If I did the minimization myself in the Debian package, or used js from an
existing Debian package, I would be seriously worried about introducing
bugs. There are lots of potential issues here:

* Different versions used.
* Bugs in the minimization process.
* Upstream may have made changes to js code before including it from third
parties.

Some of these packages, the js is only a small part of the full
functionality. Or I just want to package it quickly because it is a
required dependency of the package I really need.

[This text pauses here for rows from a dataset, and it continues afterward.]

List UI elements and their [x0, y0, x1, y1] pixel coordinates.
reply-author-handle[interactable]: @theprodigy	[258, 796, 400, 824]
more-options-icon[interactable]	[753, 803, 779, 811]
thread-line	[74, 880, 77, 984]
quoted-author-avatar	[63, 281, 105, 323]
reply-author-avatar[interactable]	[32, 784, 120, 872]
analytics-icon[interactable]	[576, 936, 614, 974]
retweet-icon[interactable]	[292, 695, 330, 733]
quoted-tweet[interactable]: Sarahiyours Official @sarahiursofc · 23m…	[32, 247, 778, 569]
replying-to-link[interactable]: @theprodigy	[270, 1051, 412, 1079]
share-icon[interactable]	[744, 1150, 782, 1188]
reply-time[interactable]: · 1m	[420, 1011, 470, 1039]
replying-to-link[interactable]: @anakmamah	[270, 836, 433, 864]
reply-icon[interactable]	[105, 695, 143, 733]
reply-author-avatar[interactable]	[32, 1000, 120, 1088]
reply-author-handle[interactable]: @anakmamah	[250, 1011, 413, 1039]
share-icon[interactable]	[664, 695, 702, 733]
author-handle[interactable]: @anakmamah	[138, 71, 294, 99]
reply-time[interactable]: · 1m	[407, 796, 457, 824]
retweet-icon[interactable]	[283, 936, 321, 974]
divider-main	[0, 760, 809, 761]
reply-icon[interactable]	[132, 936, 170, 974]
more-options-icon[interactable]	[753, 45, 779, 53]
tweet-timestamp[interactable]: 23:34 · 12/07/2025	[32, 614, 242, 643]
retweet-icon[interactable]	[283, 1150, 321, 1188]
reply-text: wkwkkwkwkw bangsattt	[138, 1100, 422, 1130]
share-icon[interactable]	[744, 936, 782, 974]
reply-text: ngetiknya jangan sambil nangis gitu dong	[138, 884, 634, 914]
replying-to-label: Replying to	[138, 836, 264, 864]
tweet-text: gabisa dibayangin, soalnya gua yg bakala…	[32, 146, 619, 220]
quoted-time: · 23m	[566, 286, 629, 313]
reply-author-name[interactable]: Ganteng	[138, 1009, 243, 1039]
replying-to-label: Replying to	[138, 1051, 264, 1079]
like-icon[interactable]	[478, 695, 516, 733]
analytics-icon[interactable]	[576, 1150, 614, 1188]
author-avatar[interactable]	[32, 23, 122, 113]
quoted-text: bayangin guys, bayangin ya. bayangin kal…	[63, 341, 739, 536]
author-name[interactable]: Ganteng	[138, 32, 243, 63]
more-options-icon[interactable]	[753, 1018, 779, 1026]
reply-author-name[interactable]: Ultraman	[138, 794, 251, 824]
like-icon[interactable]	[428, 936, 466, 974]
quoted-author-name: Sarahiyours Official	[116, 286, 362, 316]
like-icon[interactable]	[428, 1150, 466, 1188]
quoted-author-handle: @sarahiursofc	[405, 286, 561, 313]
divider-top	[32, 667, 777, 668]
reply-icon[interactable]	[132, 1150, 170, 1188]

Typically these packages don't have any js testing either, so it is not
always possible to know you broke some obscure feature that requires a
specially crafted input file to enable. Maybe lack of testing is the real
issue that needs to get resolved first?

As an example, my own package - not yet in Debian - I was forced to modify
moment-timezone-with-data.js as downloaded from upstream, because without
this kludged modification, pipeline+slimit combined would completely break
the js to the point that browsers wouldn't touch it.

I reported this against django-pipeline in March, no responses yet.
Actually I don't really understand where the bug is, most likely
django-pipeline or slimit.

https://github.com/cyberdelia/django-pipeline/issues/445

Having said this, yes, I understand the desire to build everything from
source, and I believe this is a good goal.